Nicholas put some gold into the stockings which the girls left by 
the fire to dry. This, apparently, is the origin of hanging up stockings 
on Christmas eve.

He was also well known for the gifts that he gave to newly married 
couples during the already established Christmas season. 
(Remember, the “Christmas season” predates Christianity by several 
millenia – Christianity simply re-defined the Winter Solstice 
commemorations of the so-called “pagans.”)

And so it goes. Nicholas was a complex man, part of the new 
Catholic tradition which celebrated the birth of Jesus on the already-
observed winter solstice. (Early Judeo-Christians did not 
celebrate the birth of Jesus, a date that has been lost to history, but 
was definitely not December 25).

Nicholas died on December 6, 343, which is to this day known as 
“Saint Nicholas Day.” Upon his death, he was buried in the cathedral 
of Myra. He is revered as a saint in most versions of Christianity 
and is especially honored in Eastern Orthodox Christianity.

By the year 450, churches in Greece and Asia Minor were being 
named in honor of Nicholas. He was officially honored as a saint 
by the Eastern Catholic Church in 800. December 6 began to be 
celebrated as Bishop Nicholas Day in France by the 1200s. 

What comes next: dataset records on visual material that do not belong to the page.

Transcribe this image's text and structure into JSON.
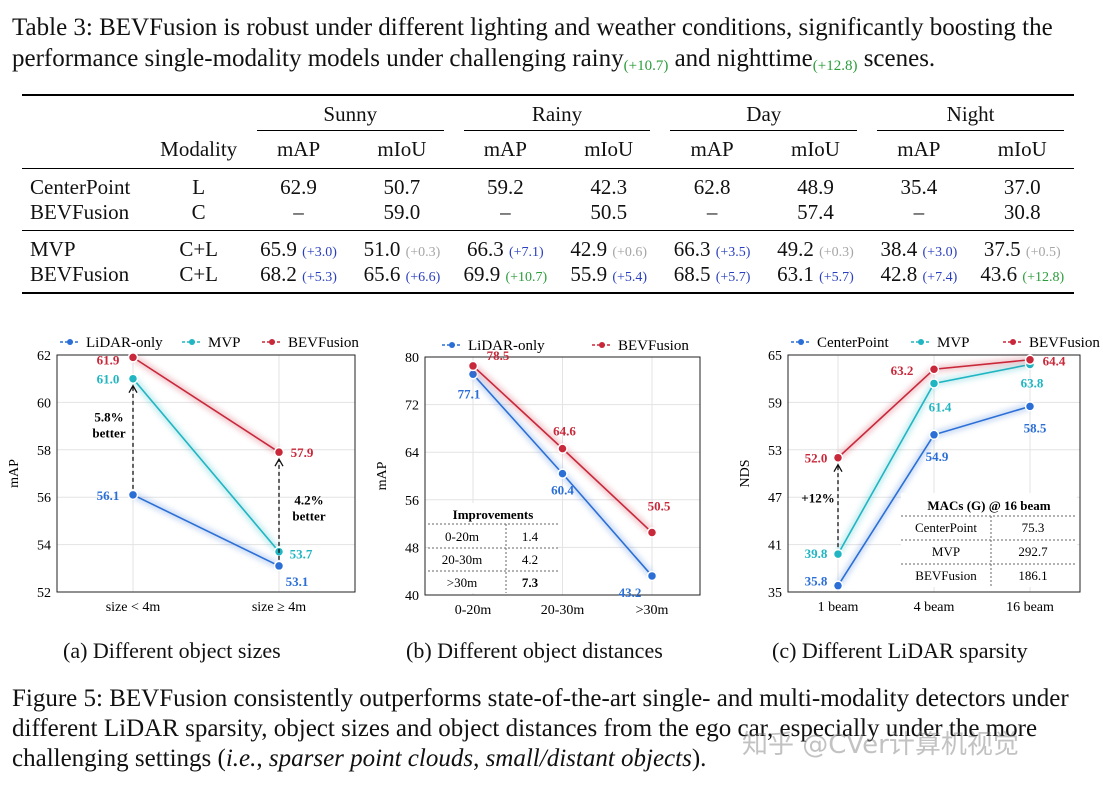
{
  "table_caption": {
    "prefix": "Table 3: BEVFusion is robust under different lighting and weather conditions, significantly boosting the performance single-modality models under challenging rainy",
    "rainy_gain": "(+10.7)",
    "middle": " and nighttime",
    "night_gain": "(+12.8)",
    "suffix": " scenes."
  },
  "table": {
    "groups": [
      "Sunny",
      "Rainy",
      "Day",
      "Night"
    ],
    "modality_header": "Modality",
    "metrics": [
      "mAP",
      "mIoU",
      "mAP",
      "mIoU",
      "mAP",
      "mIoU",
      "mAP",
      "mIoU"
    ],
    "rows": [
      {
        "name": "CenterPoint",
        "modality": "L",
        "cells": [
          {
            "v": "62.9"
          },
          {
            "v": "50.7"
          },
          {
            "v": "59.2"
          },
          {
            "v": "42.3"
          },
          {
            "v": "62.8"
          },
          {
            "v": "48.9"
          },
          {
            "v": "35.4"
          },
          {
            "v": "37.0"
          }
        ]
      },
      {
        "name": "BEVFusion",
        "modality": "C",
        "cells": [
          {
            "v": "–"
          },
          {
            "v": "59.0"
          },
          {
            "v": "–"
          },
          {
            "v": "50.5"
          },
          {
            "v": "–"
          },
          {
            "v": "57.4"
          },
          {
            "v": "–"
          },
          {
            "v": "30.8"
          }
        ]
      },
      {
        "name": "MVP",
        "modality": "C+L",
        "cells": [
          {
            "v": "65.9",
            "d": "(+3.0)",
            "c": "b"
          },
          {
            "v": "51.0",
            "d": "(+0.3)",
            "c": "g"
          },
          {
            "v": "66.3",
            "d": "(+7.1)",
            "c": "b"
          },
          {
            "v": "42.9",
            "d": "(+0.6)",
            "c": "g"
          },
          {
            "v": "66.3",
            "d": "(+3.5)",
            "c": "b"
          },
          {
            "v": "49.2",
            "d": "(+0.3)",
            "c": "g"
          },
          {
            "v": "38.4",
            "d": "(+3.0)",
            "c": "b"
          },
          {
            "v": "37.5",
            "d": "(+0.5)",
            "c": "g"
          }
        ]
      },
      {
        "name": "BEVFusion",
        "modality": "C+L",
        "cells": [
          {
            "v": "68.2",
            "d": "(+5.3)",
            "c": "b"
          },
          {
            "v": "65.6",
            "d": "(+6.6)",
            "c": "b"
          },
          {
            "v": "69.9",
            "d": "(+10.7)",
            "c": "gr"
          },
          {
            "v": "55.9",
            "d": "(+5.4)",
            "c": "b"
          },
          {
            "v": "68.5",
            "d": "(+5.7)",
            "c": "b"
          },
          {
            "v": "63.1",
            "d": "(+5.7)",
            "c": "b"
          },
          {
            "v": "42.8",
            "d": "(+7.4)",
            "c": "b"
          },
          {
            "v": "43.6",
            "d": "(+12.8)",
            "c": "gr"
          }
        ]
      }
    ]
  },
  "colors": {
    "lidar": "#2b6fd6",
    "mvp": "#1fb5c2",
    "bevfusion": "#c8283a",
    "centerpoint": "#2b6fd6"
  },
  "chart_data": [
    {
      "type": "line",
      "title": "",
      "ylabel": "mAP",
      "categories": [
        "size < 4m",
        "size ≥ 4m"
      ],
      "ylim": [
        52,
        62
      ],
      "yticks": [
        52,
        54,
        56,
        58,
        60,
        62
      ],
      "series": [
        {
          "name": "LiDAR-only",
          "color": "#2b6fd6",
          "values": [
            56.1,
            53.1
          ],
          "labels": [
            "56.1",
            "53.1"
          ]
        },
        {
          "name": "MVP",
          "color": "#1fb5c2",
          "values": [
            61.0,
            53.7
          ],
          "labels": [
            "61.0",
            "53.7"
          ]
        },
        {
          "name": "BEVFusion",
          "color": "#c8283a",
          "values": [
            61.9,
            57.9
          ],
          "labels": [
            "61.9",
            "57.9"
          ]
        }
      ],
      "annotations": [
        {
          "lines": [
            "5.8%",
            "better"
          ]
        },
        {
          "lines": [
            "4.2%",
            "better"
          ]
        }
      ],
      "subcaption": "(a) Different object sizes"
    },
    {
      "type": "line",
      "ylabel": "mAP",
      "categories": [
        "0-20m",
        "20-30m",
        ">30m"
      ],
      "ylim": [
        40,
        80
      ],
      "yticks": [
        40,
        48,
        56,
        64,
        72,
        80
      ],
      "series": [
        {
          "name": "LiDAR-only",
          "color": "#2b6fd6",
          "values": [
            77.1,
            60.4,
            43.2
          ],
          "labels": [
            "77.1",
            "60.4",
            "43.2"
          ]
        },
        {
          "name": "BEVFusion",
          "color": "#c8283a",
          "values": [
            78.5,
            64.6,
            50.5
          ],
          "labels": [
            "78.5",
            "64.6",
            "50.5"
          ]
        }
      ],
      "inset_table": {
        "title": "Improvements",
        "rows": [
          [
            "0-20m",
            "1.4"
          ],
          [
            "20-30m",
            "4.2"
          ],
          [
            ">30m",
            "7.3"
          ]
        ]
      },
      "subcaption": "(b) Different object distances"
    },
    {
      "type": "line",
      "ylabel": "NDS",
      "categories": [
        "1 beam",
        "4 beam",
        "16 beam"
      ],
      "ylim": [
        35,
        65
      ],
      "yticks": [
        35,
        41,
        47,
        53,
        59,
        65
      ],
      "series": [
        {
          "name": "CenterPoint",
          "color": "#2b6fd6",
          "values": [
            35.8,
            54.9,
            58.5
          ],
          "labels": [
            "35.8",
            "54.9",
            "58.5"
          ]
        },
        {
          "name": "MVP",
          "color": "#1fb5c2",
          "values": [
            39.8,
            61.4,
            63.8
          ],
          "labels": [
            "39.8",
            "61.4",
            "63.8"
          ]
        },
        {
          "name": "BEVFusion",
          "color": "#c8283a",
          "values": [
            52.0,
            63.2,
            64.4
          ],
          "labels": [
            "52.0",
            "63.2",
            "64.4"
          ]
        }
      ],
      "annotations": [
        {
          "lines": [
            "+12%"
          ]
        }
      ],
      "inset_table": {
        "title": "MACs (G) @ 16 beam",
        "rows": [
          [
            "CenterPoint",
            "75.3"
          ],
          [
            "MVP",
            "292.7"
          ],
          [
            "BEVFusion",
            "186.1"
          ]
        ]
      },
      "subcaption": "(c) Different LiDAR sparsity"
    }
  ],
  "figure_caption": {
    "lead": "Figure 5: BEVFusion consistently outperforms state-of-the-art single- and multi-modality detectors under different LiDAR sparsity, object sizes and object distances from the ego car, especially under the more challenging settings (",
    "ie": "i.e.",
    "comma": ", ",
    "em1": "sparser point clouds",
    "sep": ", ",
    "em2": "small/distant objects",
    "end": ")."
  },
  "watermark": "知乎 @CVer计算机视觉"
}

As time went on, when ever someone received a mysterious gift, it 
would be attributed to Saint Nicholas! 

The Dutch called Saint Nicholas “Sinterklass,” which is the most 
likely manner in which the name Saint Nicholas gradually evolved 
into “Santa Claus.” Along the way, Saint Nicholas was given 
some of the attributes of Odin, the Norse God, who could travel 
through the sky and who had a secret home somewhere around 
the north pole. Come to think of it, even the Superman story 
also borrowed from Odin. Remember how Superman sometimes 
goes to a secret cavern in the Northern coldlands and converses 
with his ancestors via ice crystals? 

The image continued to morph over the years, with the Coco Cola 
company giving the world a somewhat sanitized and plumper 
Saint Nicholas-Santa Claus with their early 20th century advertisements. 
There we began to see the fatter bearded man in the 
red suit. 

Today, the man you see in the mall is the modern condensation of 
fact and myth, embodying the generosity of one Catholic Bishop, 
the good will of all – including parents -- who give gifts in his 
stead, and bits of the mythology of Odin.